The group began its trek Tuesday at the site of an alleged street racing collision in Hamilton that killed Matthew Powers, 21, last November.

A provincial roundtable was called on street racing by the governing Liberals in November, but no concrete action has been taken since, Mr. Klees said this week.

"It is easy to call a roundtable discussion, hold a press conference and hope it goes away," said Mr. Klees.

He has proposed a private members bill, which would see offenders' licences suspended, their vehicles impounded and ban driving vehicles on roads with nitrous oxide boosters attached.

That bill remains on the provincial order paper, he said.

York Region is no exception to the deadly consequences of the racing. Last summer, Rob and Lisa Manchester of Richmond Hill were killed when they were broadsided by a Honda while trying to make a left turn at Yonge Street and Stouffville Road.

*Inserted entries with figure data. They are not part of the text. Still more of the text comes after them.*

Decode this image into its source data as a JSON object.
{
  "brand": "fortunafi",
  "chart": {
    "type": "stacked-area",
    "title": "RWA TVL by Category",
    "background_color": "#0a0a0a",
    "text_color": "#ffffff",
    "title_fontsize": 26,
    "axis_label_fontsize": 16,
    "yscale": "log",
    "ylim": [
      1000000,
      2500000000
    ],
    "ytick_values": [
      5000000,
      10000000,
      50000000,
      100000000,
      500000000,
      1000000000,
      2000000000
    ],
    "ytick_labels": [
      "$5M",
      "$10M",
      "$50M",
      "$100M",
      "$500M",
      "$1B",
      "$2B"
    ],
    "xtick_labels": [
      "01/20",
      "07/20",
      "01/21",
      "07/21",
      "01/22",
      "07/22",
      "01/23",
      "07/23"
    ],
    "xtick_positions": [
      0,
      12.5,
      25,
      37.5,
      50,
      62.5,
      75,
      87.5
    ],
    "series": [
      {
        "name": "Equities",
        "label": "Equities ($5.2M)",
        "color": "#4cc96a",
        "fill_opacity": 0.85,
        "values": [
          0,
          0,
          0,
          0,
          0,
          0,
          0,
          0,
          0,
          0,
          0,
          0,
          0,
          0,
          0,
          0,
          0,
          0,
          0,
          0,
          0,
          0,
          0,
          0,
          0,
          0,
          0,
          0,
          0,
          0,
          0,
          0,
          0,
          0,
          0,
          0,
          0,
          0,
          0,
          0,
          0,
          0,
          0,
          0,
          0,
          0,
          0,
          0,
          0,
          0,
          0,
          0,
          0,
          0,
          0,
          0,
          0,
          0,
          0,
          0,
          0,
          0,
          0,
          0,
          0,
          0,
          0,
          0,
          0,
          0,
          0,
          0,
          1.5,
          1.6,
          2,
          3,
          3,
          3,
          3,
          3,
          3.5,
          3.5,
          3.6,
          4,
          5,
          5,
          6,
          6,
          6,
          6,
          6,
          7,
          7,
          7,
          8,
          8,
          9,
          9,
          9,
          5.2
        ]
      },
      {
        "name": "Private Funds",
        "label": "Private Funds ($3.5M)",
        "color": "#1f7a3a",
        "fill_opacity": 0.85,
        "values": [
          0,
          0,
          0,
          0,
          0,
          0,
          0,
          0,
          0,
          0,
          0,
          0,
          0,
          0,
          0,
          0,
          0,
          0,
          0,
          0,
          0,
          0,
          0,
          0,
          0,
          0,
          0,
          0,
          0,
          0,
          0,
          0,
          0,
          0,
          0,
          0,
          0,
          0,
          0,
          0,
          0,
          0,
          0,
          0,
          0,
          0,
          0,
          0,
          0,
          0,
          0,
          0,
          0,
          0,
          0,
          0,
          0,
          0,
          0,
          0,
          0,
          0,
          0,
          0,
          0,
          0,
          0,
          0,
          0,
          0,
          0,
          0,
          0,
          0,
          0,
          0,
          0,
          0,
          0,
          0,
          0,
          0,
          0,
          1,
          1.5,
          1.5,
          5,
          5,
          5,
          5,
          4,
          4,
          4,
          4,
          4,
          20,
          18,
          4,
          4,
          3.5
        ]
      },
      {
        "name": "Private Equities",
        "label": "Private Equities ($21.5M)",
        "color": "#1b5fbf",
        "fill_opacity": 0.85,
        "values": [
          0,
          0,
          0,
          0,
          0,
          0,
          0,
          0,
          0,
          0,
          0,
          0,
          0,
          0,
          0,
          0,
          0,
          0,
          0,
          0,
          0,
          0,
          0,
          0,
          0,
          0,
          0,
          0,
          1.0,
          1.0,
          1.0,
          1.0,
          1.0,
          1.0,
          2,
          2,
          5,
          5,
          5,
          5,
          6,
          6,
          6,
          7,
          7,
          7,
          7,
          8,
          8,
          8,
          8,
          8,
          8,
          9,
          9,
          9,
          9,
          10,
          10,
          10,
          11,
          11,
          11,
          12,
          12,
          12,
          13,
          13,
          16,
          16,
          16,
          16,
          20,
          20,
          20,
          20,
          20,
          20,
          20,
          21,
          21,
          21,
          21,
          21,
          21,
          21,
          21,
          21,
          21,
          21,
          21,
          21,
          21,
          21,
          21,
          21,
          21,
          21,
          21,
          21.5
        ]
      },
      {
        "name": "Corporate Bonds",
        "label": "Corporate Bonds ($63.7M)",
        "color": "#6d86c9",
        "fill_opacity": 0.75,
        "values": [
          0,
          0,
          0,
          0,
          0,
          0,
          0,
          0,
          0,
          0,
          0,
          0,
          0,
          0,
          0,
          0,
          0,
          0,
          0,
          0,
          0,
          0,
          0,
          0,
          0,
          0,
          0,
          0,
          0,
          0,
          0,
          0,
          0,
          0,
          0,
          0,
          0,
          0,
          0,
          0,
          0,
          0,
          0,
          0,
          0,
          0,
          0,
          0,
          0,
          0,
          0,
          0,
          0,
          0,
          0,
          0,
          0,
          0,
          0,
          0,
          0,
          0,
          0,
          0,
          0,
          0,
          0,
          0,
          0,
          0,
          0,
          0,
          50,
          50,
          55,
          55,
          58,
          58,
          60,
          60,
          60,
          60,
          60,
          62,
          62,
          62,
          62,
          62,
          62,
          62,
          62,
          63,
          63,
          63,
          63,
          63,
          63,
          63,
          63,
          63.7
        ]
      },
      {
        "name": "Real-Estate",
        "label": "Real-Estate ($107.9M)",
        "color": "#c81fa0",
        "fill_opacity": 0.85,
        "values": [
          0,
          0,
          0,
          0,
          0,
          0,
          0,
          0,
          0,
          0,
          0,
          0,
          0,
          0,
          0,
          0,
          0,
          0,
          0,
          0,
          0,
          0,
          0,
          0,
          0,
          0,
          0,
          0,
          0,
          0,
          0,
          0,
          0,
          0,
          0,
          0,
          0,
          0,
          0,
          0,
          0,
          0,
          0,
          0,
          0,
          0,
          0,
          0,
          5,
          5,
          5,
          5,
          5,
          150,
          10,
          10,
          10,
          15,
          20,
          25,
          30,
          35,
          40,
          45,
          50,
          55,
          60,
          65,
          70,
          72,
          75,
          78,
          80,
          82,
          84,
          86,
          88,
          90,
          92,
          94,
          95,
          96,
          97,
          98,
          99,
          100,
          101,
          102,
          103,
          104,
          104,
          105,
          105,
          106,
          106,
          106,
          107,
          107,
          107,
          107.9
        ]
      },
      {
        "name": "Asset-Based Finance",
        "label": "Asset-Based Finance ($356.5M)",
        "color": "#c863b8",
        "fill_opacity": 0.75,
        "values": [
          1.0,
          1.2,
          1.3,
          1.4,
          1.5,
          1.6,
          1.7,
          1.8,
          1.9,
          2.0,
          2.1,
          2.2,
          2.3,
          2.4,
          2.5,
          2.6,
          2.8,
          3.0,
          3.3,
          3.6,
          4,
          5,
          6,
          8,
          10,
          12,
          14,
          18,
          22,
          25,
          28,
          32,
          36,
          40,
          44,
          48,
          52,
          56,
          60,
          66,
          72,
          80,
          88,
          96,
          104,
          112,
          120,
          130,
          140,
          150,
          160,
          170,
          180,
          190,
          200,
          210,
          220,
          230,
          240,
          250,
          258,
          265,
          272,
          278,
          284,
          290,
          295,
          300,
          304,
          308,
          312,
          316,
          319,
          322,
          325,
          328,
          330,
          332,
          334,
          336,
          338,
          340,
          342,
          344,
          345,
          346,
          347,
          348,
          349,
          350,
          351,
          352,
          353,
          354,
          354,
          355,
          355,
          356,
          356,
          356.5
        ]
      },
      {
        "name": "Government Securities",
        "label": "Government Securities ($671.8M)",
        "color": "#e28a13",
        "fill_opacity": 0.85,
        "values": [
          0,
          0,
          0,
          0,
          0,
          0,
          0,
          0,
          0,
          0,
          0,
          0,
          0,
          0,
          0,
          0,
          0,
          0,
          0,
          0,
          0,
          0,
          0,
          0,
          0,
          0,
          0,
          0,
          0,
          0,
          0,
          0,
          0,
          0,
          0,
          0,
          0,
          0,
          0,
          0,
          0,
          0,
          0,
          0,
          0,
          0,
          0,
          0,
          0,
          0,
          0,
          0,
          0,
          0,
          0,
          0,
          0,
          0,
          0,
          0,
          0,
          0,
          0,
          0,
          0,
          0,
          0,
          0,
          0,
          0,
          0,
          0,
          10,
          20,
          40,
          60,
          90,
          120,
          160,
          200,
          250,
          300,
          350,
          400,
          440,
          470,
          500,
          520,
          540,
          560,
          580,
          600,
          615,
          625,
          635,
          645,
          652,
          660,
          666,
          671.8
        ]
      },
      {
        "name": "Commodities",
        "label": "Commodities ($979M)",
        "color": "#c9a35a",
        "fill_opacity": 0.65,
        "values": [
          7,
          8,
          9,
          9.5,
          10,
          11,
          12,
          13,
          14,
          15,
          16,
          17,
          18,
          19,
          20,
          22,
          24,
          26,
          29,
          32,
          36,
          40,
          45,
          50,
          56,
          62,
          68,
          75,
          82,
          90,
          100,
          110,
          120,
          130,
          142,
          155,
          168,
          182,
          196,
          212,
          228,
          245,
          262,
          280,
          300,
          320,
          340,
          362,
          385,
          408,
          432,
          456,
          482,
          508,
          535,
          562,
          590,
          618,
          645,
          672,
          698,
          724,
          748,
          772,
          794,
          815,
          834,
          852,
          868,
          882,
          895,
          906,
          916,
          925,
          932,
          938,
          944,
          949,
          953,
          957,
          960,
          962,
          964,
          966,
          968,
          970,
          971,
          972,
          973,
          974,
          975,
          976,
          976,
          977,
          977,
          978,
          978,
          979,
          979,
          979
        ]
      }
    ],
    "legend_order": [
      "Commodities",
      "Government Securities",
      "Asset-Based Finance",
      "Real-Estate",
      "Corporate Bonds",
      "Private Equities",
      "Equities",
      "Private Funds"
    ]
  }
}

Police say the Honda was racing.

In June, Attorney General Michael Bryant and Chief La Barge held a news conference in Markham destroying two street racing cars seized under Ontario's Civil Remedies Act.

"We recognize street racing as something that put our citizens at risk," Chief La Barge said.

"All it takes is one person making a turn or coming out of their driveway and we have a catastrophe on our hands."

At this point, Mr. Klees would be content with any legislation on street racing.

"We hear the call from police services, the reminders are there and if governments choose to ignore it they are liable," he said.

In December, federal Bill C-19 came into force providing mandatory minimum driving prohibitions for those convicted of street racing and more jail time for serious racing offences.